Cursó, pues, conmigo su licenciatura, y luego obtuvo su diploma de estudios superiores de filosofía sobre «el teocentrismo de Descartes». Cuando partió para París, a fines de octubre de 1927, para preparar allí su cátedra, lo recomendé al padre Pouget como hacía con todos mis alumnos Se inscribió en su escuela y tra­bajó asiduamente con él hasta el día en que otras preocupaciones, entre ellas la aparición de la revista Esprit, le apartaron de su lado. El padre Pouget esti­maba en el más alto grado, al igual que yo, la profun­didad y la seriedad de su espíritu, el fervor y la pureza de su alma. De él, Mounier me decía: «Cuando me encuentro en presencia del padre Pouget, me parece que estoy en presencia de la Verdad.»

El 27 de febrero de 1933, después de haber acom­pañado al padre Pouget a su última morada, Mounier me enviaba este testimonio que resuena en nuestros oídos como un mensaje del más allá: «He acompaña­do ayer, con Jean, a vuestro viejo amigo. Llegó a nosotros por detrás del altar, primero por un cortejo invisible de salmos, luego a través de la larga fila blanca de los suyos, y al fin él mismo, en su ataúd de madera blanca envuelto en un paño de plata. La po­breza del hombre en la gloria de la Iglesia: he aquí algo realmente conmovedor… Creo que de la pobreza deberán hacerse nuestros años futuros. ¡Dios sabe en qué forma! Desde hace algunos días me preparo para la muerte. Y no ha mucho vivo entregado al renun­ciamiento, que es en el fondo la lucha de la Esperanza contra las confidencias humanas. Uno mis oraciones a las suyas.»

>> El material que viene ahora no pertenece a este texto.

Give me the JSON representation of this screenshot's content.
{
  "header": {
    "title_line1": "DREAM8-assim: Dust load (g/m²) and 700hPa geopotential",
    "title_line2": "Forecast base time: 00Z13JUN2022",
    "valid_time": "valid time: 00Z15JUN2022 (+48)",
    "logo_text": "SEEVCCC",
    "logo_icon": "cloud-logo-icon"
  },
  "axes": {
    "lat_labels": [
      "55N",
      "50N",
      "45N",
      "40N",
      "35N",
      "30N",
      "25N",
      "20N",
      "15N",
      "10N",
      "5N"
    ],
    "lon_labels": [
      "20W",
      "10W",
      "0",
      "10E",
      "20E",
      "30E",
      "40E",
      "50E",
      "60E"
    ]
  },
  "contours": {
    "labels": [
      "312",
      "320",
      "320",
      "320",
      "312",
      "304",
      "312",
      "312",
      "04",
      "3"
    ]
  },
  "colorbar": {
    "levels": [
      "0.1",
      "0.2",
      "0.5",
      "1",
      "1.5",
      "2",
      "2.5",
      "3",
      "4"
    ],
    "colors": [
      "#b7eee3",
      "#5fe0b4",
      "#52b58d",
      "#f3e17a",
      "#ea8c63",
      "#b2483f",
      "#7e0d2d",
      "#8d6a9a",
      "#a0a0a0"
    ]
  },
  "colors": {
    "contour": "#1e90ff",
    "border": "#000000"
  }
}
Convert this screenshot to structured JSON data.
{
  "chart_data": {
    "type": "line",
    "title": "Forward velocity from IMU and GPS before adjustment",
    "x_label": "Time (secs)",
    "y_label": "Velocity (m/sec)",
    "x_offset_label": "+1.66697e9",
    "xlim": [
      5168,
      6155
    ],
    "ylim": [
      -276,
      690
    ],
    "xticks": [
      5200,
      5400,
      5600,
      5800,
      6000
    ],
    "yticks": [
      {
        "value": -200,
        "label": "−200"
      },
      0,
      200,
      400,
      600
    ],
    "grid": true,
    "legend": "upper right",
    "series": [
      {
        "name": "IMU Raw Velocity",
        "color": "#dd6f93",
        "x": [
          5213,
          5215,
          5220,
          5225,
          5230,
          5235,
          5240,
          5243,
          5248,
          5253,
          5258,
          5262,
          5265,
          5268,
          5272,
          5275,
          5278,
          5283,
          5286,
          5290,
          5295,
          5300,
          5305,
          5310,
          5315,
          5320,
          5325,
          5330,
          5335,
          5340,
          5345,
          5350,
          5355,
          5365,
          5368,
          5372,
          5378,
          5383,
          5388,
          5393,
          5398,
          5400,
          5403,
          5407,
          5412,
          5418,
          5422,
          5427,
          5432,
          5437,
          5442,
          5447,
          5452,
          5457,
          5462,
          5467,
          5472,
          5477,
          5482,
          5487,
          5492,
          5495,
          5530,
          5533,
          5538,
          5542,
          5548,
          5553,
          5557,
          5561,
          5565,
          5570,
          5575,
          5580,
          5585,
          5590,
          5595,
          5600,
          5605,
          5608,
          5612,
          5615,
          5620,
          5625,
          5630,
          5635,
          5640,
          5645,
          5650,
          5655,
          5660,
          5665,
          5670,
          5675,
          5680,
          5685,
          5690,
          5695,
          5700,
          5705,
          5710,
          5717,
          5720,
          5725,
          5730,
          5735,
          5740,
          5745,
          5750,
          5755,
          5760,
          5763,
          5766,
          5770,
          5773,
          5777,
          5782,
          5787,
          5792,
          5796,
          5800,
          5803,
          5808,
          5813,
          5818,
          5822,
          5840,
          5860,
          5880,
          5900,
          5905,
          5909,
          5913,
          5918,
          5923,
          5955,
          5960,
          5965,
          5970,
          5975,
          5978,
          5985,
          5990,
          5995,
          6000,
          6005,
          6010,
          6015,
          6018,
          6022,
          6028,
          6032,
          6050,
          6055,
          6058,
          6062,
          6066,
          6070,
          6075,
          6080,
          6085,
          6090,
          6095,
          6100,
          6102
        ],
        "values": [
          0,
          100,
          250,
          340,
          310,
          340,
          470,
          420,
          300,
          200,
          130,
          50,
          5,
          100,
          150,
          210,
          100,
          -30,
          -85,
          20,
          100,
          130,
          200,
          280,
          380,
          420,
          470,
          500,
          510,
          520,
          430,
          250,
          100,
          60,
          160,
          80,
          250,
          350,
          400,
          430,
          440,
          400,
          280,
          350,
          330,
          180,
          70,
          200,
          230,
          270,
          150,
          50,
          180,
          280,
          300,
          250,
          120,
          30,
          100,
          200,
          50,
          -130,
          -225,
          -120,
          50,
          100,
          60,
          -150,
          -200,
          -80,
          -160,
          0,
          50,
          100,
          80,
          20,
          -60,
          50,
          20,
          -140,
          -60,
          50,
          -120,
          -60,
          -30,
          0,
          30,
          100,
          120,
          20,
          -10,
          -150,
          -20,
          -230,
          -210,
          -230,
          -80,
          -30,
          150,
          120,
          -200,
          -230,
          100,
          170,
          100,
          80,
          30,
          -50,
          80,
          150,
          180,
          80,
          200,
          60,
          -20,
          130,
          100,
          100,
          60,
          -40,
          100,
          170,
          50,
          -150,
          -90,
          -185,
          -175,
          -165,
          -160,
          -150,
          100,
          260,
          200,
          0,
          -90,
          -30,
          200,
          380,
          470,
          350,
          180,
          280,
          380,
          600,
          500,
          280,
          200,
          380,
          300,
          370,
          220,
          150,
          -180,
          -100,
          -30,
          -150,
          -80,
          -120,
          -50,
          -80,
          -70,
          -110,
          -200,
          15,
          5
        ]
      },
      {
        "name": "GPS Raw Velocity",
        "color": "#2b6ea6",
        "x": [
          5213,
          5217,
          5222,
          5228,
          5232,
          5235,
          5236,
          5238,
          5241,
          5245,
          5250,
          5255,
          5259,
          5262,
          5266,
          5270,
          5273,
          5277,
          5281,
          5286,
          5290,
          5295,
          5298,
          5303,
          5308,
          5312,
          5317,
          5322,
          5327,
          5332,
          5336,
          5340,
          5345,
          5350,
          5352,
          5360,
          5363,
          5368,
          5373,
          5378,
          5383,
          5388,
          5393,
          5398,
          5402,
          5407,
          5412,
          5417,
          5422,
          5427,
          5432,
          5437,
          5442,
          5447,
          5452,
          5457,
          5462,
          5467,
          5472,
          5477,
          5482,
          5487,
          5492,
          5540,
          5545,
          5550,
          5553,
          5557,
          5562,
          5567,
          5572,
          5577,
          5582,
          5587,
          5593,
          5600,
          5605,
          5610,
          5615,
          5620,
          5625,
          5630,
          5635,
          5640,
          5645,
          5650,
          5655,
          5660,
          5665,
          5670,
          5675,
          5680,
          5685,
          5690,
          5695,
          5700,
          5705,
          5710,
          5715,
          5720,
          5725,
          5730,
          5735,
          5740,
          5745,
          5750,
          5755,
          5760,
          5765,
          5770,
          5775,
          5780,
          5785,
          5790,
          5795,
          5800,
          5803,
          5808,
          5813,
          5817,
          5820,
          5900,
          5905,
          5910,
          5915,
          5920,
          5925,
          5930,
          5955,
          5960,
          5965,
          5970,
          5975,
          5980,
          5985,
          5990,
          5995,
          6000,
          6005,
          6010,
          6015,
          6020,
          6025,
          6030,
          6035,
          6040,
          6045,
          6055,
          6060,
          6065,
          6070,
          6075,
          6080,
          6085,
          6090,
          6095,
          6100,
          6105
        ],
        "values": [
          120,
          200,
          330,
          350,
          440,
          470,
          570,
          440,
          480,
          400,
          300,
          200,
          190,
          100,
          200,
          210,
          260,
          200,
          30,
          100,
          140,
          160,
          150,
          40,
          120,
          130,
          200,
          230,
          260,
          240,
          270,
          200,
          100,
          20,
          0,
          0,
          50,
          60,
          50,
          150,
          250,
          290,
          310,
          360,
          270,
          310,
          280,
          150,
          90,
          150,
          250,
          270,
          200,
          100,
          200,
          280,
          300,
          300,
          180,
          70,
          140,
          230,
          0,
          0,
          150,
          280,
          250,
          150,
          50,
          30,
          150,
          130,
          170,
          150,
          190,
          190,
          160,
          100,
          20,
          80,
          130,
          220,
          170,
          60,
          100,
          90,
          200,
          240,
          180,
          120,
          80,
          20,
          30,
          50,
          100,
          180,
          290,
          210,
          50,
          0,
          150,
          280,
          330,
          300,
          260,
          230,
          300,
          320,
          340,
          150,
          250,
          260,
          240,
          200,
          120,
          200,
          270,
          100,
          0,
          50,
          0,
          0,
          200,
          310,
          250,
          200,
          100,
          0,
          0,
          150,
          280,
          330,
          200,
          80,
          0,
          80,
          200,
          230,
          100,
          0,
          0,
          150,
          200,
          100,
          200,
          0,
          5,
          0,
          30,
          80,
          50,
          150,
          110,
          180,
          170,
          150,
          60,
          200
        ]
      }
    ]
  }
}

En cuanto a Paul Claudel, yo no sé si aceptaría to­das las ideas del padre Pouget, al menos tal como las conoce por la interpretación de Jean Guitton. Yo no sé si haría suya su explicación de la Escritura. Me lo ha dicho. Pero me ha dado a conocer también el atrac­tivo que ejerce sobre él este «Sócrates cristiano», como él lo denomina en un penetrante símil.

De hecho, el hombre que acaba de presentarnos de manera inolvidable tres santas figuras—Charles Fou- cauld, Eve Lavalliére, Thérése de Lisieux—debe ser, más que nadie, sensible a la grandeza secreta de este santo campesino, en quien encuentra de nuevo un temperamento acorde con sus aspiraciones personales más profundas y con las aspiraciones de una época que sobrelleva cruelmente la ausencia de Dios.

Claudel lo ha dicho: «Cristo vino a la tierra para restituir todo a Dios. Y nosotros estamos en la tierra para restituir, cada uno según sus medios, todo a Dios por medio de Cristo.» Esta era precisamente toda la enseñanza del padre Pouget. Entre Claudel y él hay, como dijo Bergson, esa especie de armonía preesta­blecida que es la señal de lo verdadero y la impronta del amor.

Y ahora, dejemos hablar a Bergson y al padre Pou­get. Escuchémosle. Dejemos que resuenen en lo más profundo de nosotros esas palabras que tienen, una a una, su peso eterno. Escuchemos sus silencios: hagamos el silencio en el interior de nosotros mismos.

Porque sólo en el silencio se oye la voz de Dios.